Home help for Samoans
An international charity is behind the build of 286 new homes around Apia.
Habitat for Humanity New Zealand in partnership with local organisations has completed three years of building on the islands, bringing its total number of homes in Samoa to 500.
International Projects Advisor, Lou Maea, says the project is about more than building homes; it’s actually about financial literacy.
Habitat builds homes and sells them to people who cannot necessarily take loans from mainstream sources like banks.
“We know our customers,” says Mr. Maea.
“They are vulnerable, living in overcrowded situations with a low income. We tailor a loan programme and follow up on a three, six and 12 month basis.”
In Samoa, they work with the Adventist Development and Relief Agency (A.D.R.A.) in order to better reach the community they are trying to support.
“We take into account the capacity of our partners to reach the people we are trying to serve,” says Mr. Maea.
“A.D.R.A. has been doing exceptional work in the community and have made all sorts of progress.

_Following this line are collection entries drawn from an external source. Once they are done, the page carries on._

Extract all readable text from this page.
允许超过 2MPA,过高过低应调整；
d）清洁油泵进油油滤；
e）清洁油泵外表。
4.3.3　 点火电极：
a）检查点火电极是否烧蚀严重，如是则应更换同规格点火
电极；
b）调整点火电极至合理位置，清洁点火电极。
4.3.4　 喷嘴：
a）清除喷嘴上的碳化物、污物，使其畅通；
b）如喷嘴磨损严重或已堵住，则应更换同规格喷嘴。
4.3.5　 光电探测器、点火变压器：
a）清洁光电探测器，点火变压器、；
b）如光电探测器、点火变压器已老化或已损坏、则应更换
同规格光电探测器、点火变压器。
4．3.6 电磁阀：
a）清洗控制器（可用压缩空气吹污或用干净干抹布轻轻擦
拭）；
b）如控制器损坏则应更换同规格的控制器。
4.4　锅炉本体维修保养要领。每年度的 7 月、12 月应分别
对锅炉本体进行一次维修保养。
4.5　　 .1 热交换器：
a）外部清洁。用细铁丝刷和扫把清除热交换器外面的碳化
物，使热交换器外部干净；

“For us, it’s a matter of developing trust with our partners, and developing structures together with them to allow the work to continue after the building project is done.”
Habitat for Humanity is a charity which engages volunteers to quickly put up affordable housing where it is most needed.
Some are professional builders and plumbers and work alongside people from all walks of life in the building process.
They raised NZ1.49 million (T$2.6 m) in funding from New Zealand’s Partnership Fund for the three years of work.
The New Zealand Ministry of Foreign Affairs Partnership Fund is for non-government, private and state sector organisations working with locals in developing countries.
In its most recent round of funding, it contributed $15 million to 19 applications such as the Salvation Army who recieved funding for a five year program in Samoa to reduce violence towards women by treating addiction.
The Pacific region was allocated 80% of the most recent round of funding, compared to 14% going to South East Asia, and 6% going to Ethiopia.